Y: The Last Man stands out not only for its distinctive premise but also for its production. Most of the show’s onscreen and behind-the-scenes talent were female, and while there will surely come a time when female-majority productions are common enough to be unremarkable, there is no denying that in 2021 it’s still the exception and not the rule – especially when it comes to sound.Herdis Stefandottir

“I mean, I’ve never worked with a female sound team before”, remarks the composer. “The sound industry happens to be completely male dominated. It’s so rare that I can find female mixers and female mastering people and just females to work with me. Of course, there’s nothing wrong with men but it’s a bit weird when you’re like, always the only woman in the sound department.”

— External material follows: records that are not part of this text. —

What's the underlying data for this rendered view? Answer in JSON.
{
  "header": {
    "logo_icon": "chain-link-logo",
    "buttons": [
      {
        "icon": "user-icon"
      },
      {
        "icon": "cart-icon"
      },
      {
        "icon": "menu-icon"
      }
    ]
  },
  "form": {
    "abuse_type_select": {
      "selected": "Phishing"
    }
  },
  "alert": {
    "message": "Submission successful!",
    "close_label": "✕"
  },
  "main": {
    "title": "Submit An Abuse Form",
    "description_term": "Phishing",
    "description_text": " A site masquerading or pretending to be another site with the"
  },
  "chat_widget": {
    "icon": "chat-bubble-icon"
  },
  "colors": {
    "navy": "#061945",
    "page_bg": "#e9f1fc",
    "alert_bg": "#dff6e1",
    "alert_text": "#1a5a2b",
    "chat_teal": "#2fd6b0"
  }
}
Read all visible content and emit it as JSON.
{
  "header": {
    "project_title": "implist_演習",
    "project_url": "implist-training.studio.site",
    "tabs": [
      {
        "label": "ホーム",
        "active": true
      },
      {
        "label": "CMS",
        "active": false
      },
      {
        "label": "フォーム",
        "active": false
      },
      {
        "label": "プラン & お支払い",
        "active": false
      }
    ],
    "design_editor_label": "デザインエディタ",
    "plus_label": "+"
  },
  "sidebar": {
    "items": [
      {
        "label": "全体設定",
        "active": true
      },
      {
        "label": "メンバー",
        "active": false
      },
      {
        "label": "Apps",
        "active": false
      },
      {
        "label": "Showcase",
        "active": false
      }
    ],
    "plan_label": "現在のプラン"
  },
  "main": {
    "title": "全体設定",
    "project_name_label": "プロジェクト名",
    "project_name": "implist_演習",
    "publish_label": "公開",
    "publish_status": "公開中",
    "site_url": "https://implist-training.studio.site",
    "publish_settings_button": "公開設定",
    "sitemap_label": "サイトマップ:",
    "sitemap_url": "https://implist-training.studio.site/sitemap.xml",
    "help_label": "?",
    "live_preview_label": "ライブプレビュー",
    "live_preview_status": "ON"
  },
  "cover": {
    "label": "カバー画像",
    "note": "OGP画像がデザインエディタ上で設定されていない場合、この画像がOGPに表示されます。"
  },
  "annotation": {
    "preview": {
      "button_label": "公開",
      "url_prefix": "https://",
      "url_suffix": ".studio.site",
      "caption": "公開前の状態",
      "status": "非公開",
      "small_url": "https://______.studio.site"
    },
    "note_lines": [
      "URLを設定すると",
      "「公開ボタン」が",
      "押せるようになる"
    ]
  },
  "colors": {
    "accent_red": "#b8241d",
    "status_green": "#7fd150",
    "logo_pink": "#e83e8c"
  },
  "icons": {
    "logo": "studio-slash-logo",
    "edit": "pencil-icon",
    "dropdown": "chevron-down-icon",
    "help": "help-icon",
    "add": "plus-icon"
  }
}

So, with the first season of Y: The Last Man wrapped up, what’s next for the Icelandic music-maker?

“I’m working on a solo record, and I’ll be doing my first performance in Ireland soon,” she says. “I’ve been so, so busy with film scoring that I’ve only had time to work on it in the evenings and weekends – that’s why it’s taken me forever to finish it. I’m hoping to start getting that music out maybe at the end of this year, or beginning of the next.”

Herdis Stefandottir

But don’t think that Stefansdottir is leaving the world of film and TV composition behind her, she also has a diverse line up of TV projects scheduled for the coming year; including a gloriously niche drama about 80’s era corruption in the Icelandic fishing industry, and a Victorian period drama.

“The Victorian period drama, that’s maybe the most challenging for me,” says Stefansdottir. “I’m a very electronic, sound-based composer but now I’m arranging for string quartets and just going back to the basics. It can be really cool working within the limitations of an instrument because then you’ve got to make a good composition, you can’t just be making cool sounds.”

The complete Y: The Last Man OST is released on Oct 15, 2021, via 20th Century Studios.